Il protagonista, appunto Jacob, narra in prima persona sul diario che si porta sempre dietro. Da quando duecento anni fa ha compiuto la sua trasformazione dopo il morso di un licantropo, è cambiato. Radicalmente. Ha scelto di sopravvivere e di diventare un mostro. Non sta ad ammantarsi di moralismi o a cercare di dimenticare quello che è, bensì ha finito per accettarlo. O questo o il suicidio, si era detto, e non avendo voglia di morire...

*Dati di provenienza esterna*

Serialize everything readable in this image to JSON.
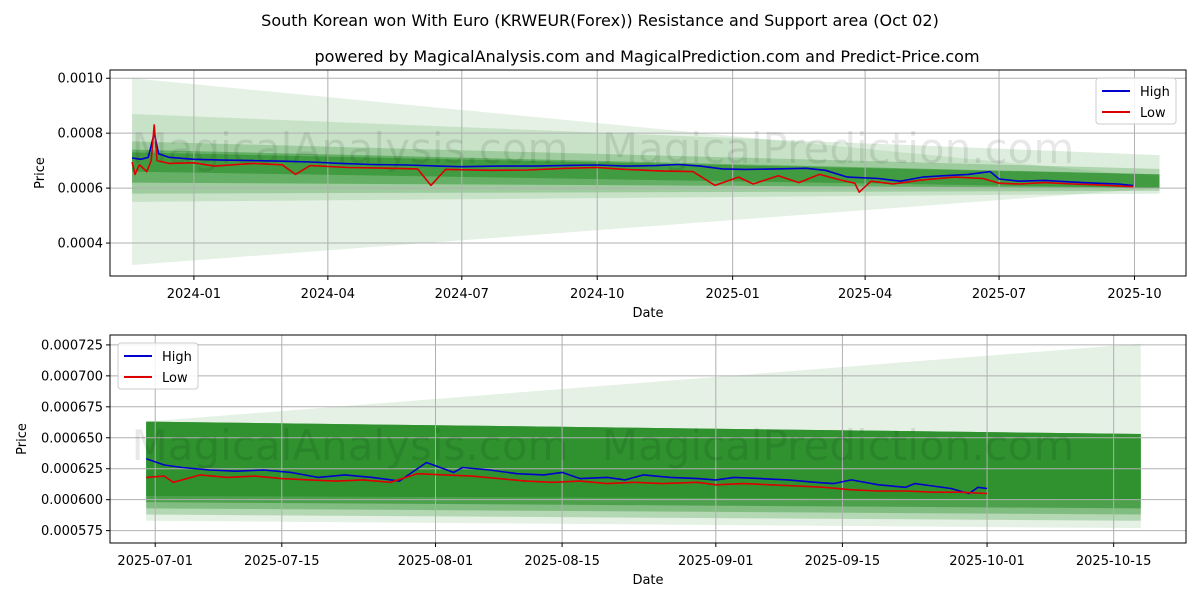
{
  "figure": {
    "title": "South Korean won With Euro (KRWEUR(Forex)) Resistance and Support area (Oct 02)",
    "subtitle": "powered by MagicalAnalysis.com and MagicalPrediction.com and Predict-Price.com",
    "watermarks": [
      "MagicalAnalysis.com",
      "MagicalPrediction.com"
    ]
  },
  "colors": {
    "high": "#0000cc",
    "low": "#dd0000",
    "band_dark": "#228b22",
    "band_light": "#2e9e2e",
    "grid": "#b0b0b0"
  },
  "chart_data": [
    {
      "type": "line",
      "xlabel": "Date",
      "ylabel": "Price",
      "legend_position": "top-right",
      "legend": [
        "High",
        "Low"
      ],
      "x_range": [
        "2023-11-05",
        "2025-11-05"
      ],
      "ylim": [
        0.00028,
        0.00103
      ],
      "x_ticks": [
        {
          "date": "2024-01-01",
          "label": "2024-01"
        },
        {
          "date": "2024-04-01",
          "label": "2024-04"
        },
        {
          "date": "2024-07-01",
          "label": "2024-07"
        },
        {
          "date": "2024-10-01",
          "label": "2024-10"
        },
        {
          "date": "2025-01-01",
          "label": "2025-01"
        },
        {
          "date": "2025-04-01",
          "label": "2025-04"
        },
        {
          "date": "2025-07-01",
          "label": "2025-07"
        },
        {
          "date": "2025-10-01",
          "label": "2025-10"
        }
      ],
      "y_ticks": [
        {
          "value": 0.0004,
          "label": "0.0004"
        },
        {
          "value": 0.0006,
          "label": "0.0006"
        },
        {
          "value": 0.0008,
          "label": "0.0008"
        },
        {
          "value": 0.001,
          "label": "0.0010"
        }
      ],
      "band_range": {
        "start": "2023-11-20",
        "end": "2025-10-18"
      },
      "bands": [
        {
          "start": [
            0.00032,
            0.001
          ],
          "end": [
            0.0006,
            0.00064
          ],
          "opacity": 0.12
        },
        {
          "start": [
            0.00055,
            0.00087
          ],
          "end": [
            0.00058,
            0.00072
          ],
          "opacity": 0.15
        },
        {
          "start": [
            0.00058,
            0.00077
          ],
          "end": [
            0.00059,
            0.00067
          ],
          "opacity": 0.25
        },
        {
          "start": [
            0.00062,
            0.00074
          ],
          "end": [
            0.0006,
            0.00065
          ],
          "opacity": 0.45
        },
        {
          "start": [
            0.00066,
            0.00073
          ],
          "end": [
            0.0006,
            0.00065
          ],
          "opacity": 0.55
        }
      ],
      "series": [
        {
          "name": "High",
          "points": [
            [
              "2023-11-20",
              0.00071
            ],
            [
              "2023-11-26",
              0.000705
            ],
            [
              "2023-12-01",
              0.000712
            ],
            [
              "2023-12-05",
              0.0008
            ],
            [
              "2023-12-08",
              0.000725
            ],
            [
              "2023-12-15",
              0.000712
            ],
            [
              "2024-01-01",
              0.000705
            ],
            [
              "2024-01-20",
              0.000702
            ],
            [
              "2024-02-10",
              0.0007
            ],
            [
              "2024-03-01",
              0.000698
            ],
            [
              "2024-03-20",
              0.000695
            ],
            [
              "2024-04-10",
              0.00069
            ],
            [
              "2024-05-01",
              0.000686
            ],
            [
              "2024-05-25",
              0.000684
            ],
            [
              "2024-06-15",
              0.00068
            ],
            [
              "2024-07-01",
              0.000678
            ],
            [
              "2024-07-25",
              0.00068
            ],
            [
              "2024-08-20",
              0.00068
            ],
            [
              "2024-09-15",
              0.000683
            ],
            [
              "2024-10-01",
              0.000684
            ],
            [
              "2024-10-20",
              0.00068
            ],
            [
              "2024-11-10",
              0.000682
            ],
            [
              "2024-11-25",
              0.000686
            ],
            [
              "2024-12-10",
              0.00068
            ],
            [
              "2024-12-25",
              0.00067
            ],
            [
              "2025-01-10",
              0.000668
            ],
            [
              "2025-02-01",
              0.00067
            ],
            [
              "2025-02-20",
              0.000672
            ],
            [
              "2025-03-05",
              0.000665
            ],
            [
              "2025-03-20",
              0.00064
            ],
            [
              "2025-04-10",
              0.000635
            ],
            [
              "2025-04-25",
              0.000625
            ],
            [
              "2025-05-10",
              0.00064
            ],
            [
              "2025-05-25",
              0.000645
            ],
            [
              "2025-06-10",
              0.00065
            ],
            [
              "2025-06-25",
              0.00066
            ],
            [
              "2025-07-01",
              0.000633
            ],
            [
              "2025-07-15",
              0.000625
            ],
            [
              "2025-08-01",
              0.000628
            ],
            [
              "2025-08-20",
              0.000622
            ],
            [
              "2025-09-05",
              0.000618
            ],
            [
              "2025-09-20",
              0.000615
            ],
            [
              "2025-09-30",
              0.000609
            ]
          ]
        },
        {
          "name": "Low",
          "points": [
            [
              "2023-11-20",
              0.000695
            ],
            [
              "2023-11-22",
              0.00065
            ],
            [
              "2023-11-25",
              0.000685
            ],
            [
              "2023-11-30",
              0.00066
            ],
            [
              "2023-12-03",
              0.0007
            ],
            [
              "2023-12-05",
              0.00083
            ],
            [
              "2023-12-07",
              0.0007
            ],
            [
              "2023-12-15",
              0.00069
            ],
            [
              "2024-01-01",
              0.000692
            ],
            [
              "2024-01-15",
              0.00068
            ],
            [
              "2024-02-10",
              0.00069
            ],
            [
              "2024-03-01",
              0.000685
            ],
            [
              "2024-03-10",
              0.00065
            ],
            [
              "2024-03-20",
              0.000682
            ],
            [
              "2024-04-15",
              0.000675
            ],
            [
              "2024-05-15",
              0.000672
            ],
            [
              "2024-06-01",
              0.00067
            ],
            [
              "2024-06-10",
              0.00061
            ],
            [
              "2024-06-20",
              0.000668
            ],
            [
              "2024-07-20",
              0.000665
            ],
            [
              "2024-08-15",
              0.000666
            ],
            [
              "2024-09-10",
              0.000672
            ],
            [
              "2024-10-01",
              0.000675
            ],
            [
              "2024-10-20",
              0.000668
            ],
            [
              "2024-11-15",
              0.000662
            ],
            [
              "2024-12-05",
              0.00066
            ],
            [
              "2024-12-20",
              0.00061
            ],
            [
              "2025-01-05",
              0.00064
            ],
            [
              "2025-01-15",
              0.000615
            ],
            [
              "2025-02-01",
              0.000645
            ],
            [
              "2025-02-15",
              0.00062
            ],
            [
              "2025-03-01",
              0.00065
            ],
            [
              "2025-03-15",
              0.00063
            ],
            [
              "2025-03-25",
              0.000618
            ],
            [
              "2025-03-28",
              0.000585
            ],
            [
              "2025-04-05",
              0.000625
            ],
            [
              "2025-04-20",
              0.000615
            ],
            [
              "2025-05-10",
              0.00063
            ],
            [
              "2025-06-01",
              0.00064
            ],
            [
              "2025-06-20",
              0.000635
            ],
            [
              "2025-07-01",
              0.000618
            ],
            [
              "2025-07-15",
              0.000615
            ],
            [
              "2025-08-01",
              0.00062
            ],
            [
              "2025-08-20",
              0.000615
            ],
            [
              "2025-09-05",
              0.000612
            ],
            [
              "2025-09-20",
              0.000608
            ],
            [
              "2025-09-30",
              0.000605
            ]
          ]
        }
      ]
    },
    {
      "type": "line",
      "xlabel": "Date",
      "ylabel": "Price",
      "legend_position": "top-left",
      "legend": [
        "High",
        "Low"
      ],
      "x_range": [
        "2025-06-26",
        "2025-10-23"
      ],
      "ylim": [
        0.000565,
        0.000733
      ],
      "x_ticks": [
        {
          "date": "2025-07-01",
          "label": "2025-07-01"
        },
        {
          "date": "2025-07-15",
          "label": "2025-07-15"
        },
        {
          "date": "2025-08-01",
          "label": "2025-08-01"
        },
        {
          "date": "2025-08-15",
          "label": "2025-08-15"
        },
        {
          "date": "2025-09-01",
          "label": "2025-09-01"
        },
        {
          "date": "2025-09-15",
          "label": "2025-09-15"
        },
        {
          "date": "2025-10-01",
          "label": "2025-10-01"
        },
        {
          "date": "2025-10-15",
          "label": "2025-10-15"
        }
      ],
      "y_ticks": [
        {
          "value": 0.000575,
          "label": "0.000575"
        },
        {
          "value": 0.0006,
          "label": "0.000600"
        },
        {
          "value": 0.000625,
          "label": "0.000625"
        },
        {
          "value": 0.00065,
          "label": "0.000650"
        },
        {
          "value": 0.000675,
          "label": "0.000675"
        },
        {
          "value": 0.0007,
          "label": "0.000700"
        },
        {
          "value": 0.000725,
          "label": "0.000725"
        }
      ],
      "band_range": {
        "start": "2025-06-30",
        "end": "2025-10-18"
      },
      "bands": [
        {
          "start": [
            0.000583,
            0.000663
          ],
          "end": [
            0.000577,
            0.000726
          ],
          "opacity": 0.12
        },
        {
          "start": [
            0.000588,
            0.000663
          ],
          "end": [
            0.000583,
            0.000653
          ],
          "opacity": 0.25
        },
        {
          "start": [
            0.000593,
            0.000663
          ],
          "end": [
            0.000588,
            0.000653
          ],
          "opacity": 0.35
        },
        {
          "start": [
            0.000598,
            0.000663
          ],
          "end": [
            0.000593,
            0.000653
          ],
          "opacity": 0.55
        },
        {
          "start": [
            0.000603,
            0.000663
          ],
          "end": [
            0.0006,
            0.000653
          ],
          "opacity": 0.7
        }
      ],
      "series": [
        {
          "name": "High",
          "points": [
            [
              "2025-06-30",
              0.000633
            ],
            [
              "2025-07-02",
              0.000628
            ],
            [
              "2025-07-04",
              0.000626
            ],
            [
              "2025-07-07",
              0.000624
            ],
            [
              "2025-07-10",
              0.000623
            ],
            [
              "2025-07-13",
              0.000624
            ],
            [
              "2025-07-16",
              0.000622
            ],
            [
              "2025-07-19",
              0.000618
            ],
            [
              "2025-07-22",
              0.00062
            ],
            [
              "2025-07-25",
              0.000618
            ],
            [
              "2025-07-28",
              0.000615
            ],
            [
              "2025-07-31",
              0.00063
            ],
            [
              "2025-08-03",
              0.000622
            ],
            [
              "2025-08-04",
              0.000626
            ],
            [
              "2025-08-07",
              0.000624
            ],
            [
              "2025-08-10",
              0.000621
            ],
            [
              "2025-08-13",
              0.00062
            ],
            [
              "2025-08-15",
              0.000622
            ],
            [
              "2025-08-17",
              0.000617
            ],
            [
              "2025-08-20",
              0.000618
            ],
            [
              "2025-08-22",
              0.000616
            ],
            [
              "2025-08-24",
              0.00062
            ],
            [
              "2025-08-27",
              0.000618
            ],
            [
              "2025-08-30",
              0.000617
            ],
            [
              "2025-09-01",
              0.000616
            ],
            [
              "2025-09-03",
              0.000618
            ],
            [
              "2025-09-06",
              0.000617
            ],
            [
              "2025-09-09",
              0.000616
            ],
            [
              "2025-09-12",
              0.000614
            ],
            [
              "2025-09-14",
              0.000613
            ],
            [
              "2025-09-16",
              0.000616
            ],
            [
              "2025-09-19",
              0.000612
            ],
            [
              "2025-09-22",
              0.00061
            ],
            [
              "2025-09-23",
              0.000613
            ],
            [
              "2025-09-25",
              0.000611
            ],
            [
              "2025-09-27",
              0.000609
            ],
            [
              "2025-09-29",
              0.000605
            ],
            [
              "2025-09-30",
              0.00061
            ],
            [
              "2025-10-01",
              0.000609
            ]
          ]
        },
        {
          "name": "Low",
          "points": [
            [
              "2025-06-30",
              0.000618
            ],
            [
              "2025-07-02",
              0.000619
            ],
            [
              "2025-07-03",
              0.000614
            ],
            [
              "2025-07-06",
              0.00062
            ],
            [
              "2025-07-09",
              0.000618
            ],
            [
              "2025-07-12",
              0.000619
            ],
            [
              "2025-07-15",
              0.000617
            ],
            [
              "2025-07-18",
              0.000616
            ],
            [
              "2025-07-21",
              0.000615
            ],
            [
              "2025-07-24",
              0.000616
            ],
            [
              "2025-07-27",
              0.000614
            ],
            [
              "2025-07-30",
              0.000621
            ],
            [
              "2025-08-02",
              0.00062
            ],
            [
              "2025-08-05",
              0.000619
            ],
            [
              "2025-08-08",
              0.000617
            ],
            [
              "2025-08-11",
              0.000615
            ],
            [
              "2025-08-14",
              0.000614
            ],
            [
              "2025-08-17",
              0.000615
            ],
            [
              "2025-08-20",
              0.000613
            ],
            [
              "2025-08-23",
              0.000614
            ],
            [
              "2025-08-26",
              0.000613
            ],
            [
              "2025-08-30",
              0.000614
            ],
            [
              "2025-09-01",
              0.000612
            ],
            [
              "2025-09-04",
              0.000613
            ],
            [
              "2025-09-07",
              0.000612
            ],
            [
              "2025-09-10",
              0.000611
            ],
            [
              "2025-09-13",
              0.00061
            ],
            [
              "2025-09-16",
              0.000608
            ],
            [
              "2025-09-19",
              0.000607
            ],
            [
              "2025-09-22",
              0.000607
            ],
            [
              "2025-09-25",
              0.000606
            ],
            [
              "2025-09-28",
              0.000606
            ],
            [
              "2025-10-01",
              0.000605
            ]
          ]
        }
      ]
    }
  ]
}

Sangue. Tanto sangue. Organi spappolati, arti strappati, scontri a fuoco, feci, sterco, sesso. Tanto per non farci mancare nulla, no? Ed è scritto meravigliosamente. Forse è questo che stupisce di più. Nonostante la crudezza dei contenuti e i pezzi di carne sanguinolenta che ci vengono propinati ben volentieri, la scrittura non è una fredda sceneggiatura, un mero riassunto. È scritto veramente, veramente bene. Le figure retoriche, le riflessioni, i dubbi di Jacob sul morire o il non morire.
Perché Jacob è stufo, annoiato, depresso. Il suo contatto col WOCOP – l'organizzazione che caccia e uccide i lupi mannari – gli comunica che è rimasto solo, l'ultimo della sua specie. E... e beh, la trama si mette in moto con una rapidità tale che mi è anche difficile parlarne. Da subito, prometto, tanto sangue.
Bello, tra l'altro, il mondo 'sovrannaturale' che ci viene presentato. Mi è piaciuto, l'ho trovato credibile. Forse un po' scontato, ma a questi punti non può essere altrimenti.
Quindi... quindi sì, lo consiglio agli appassionati del genere. E non vedo l'ora di leggere il seguito.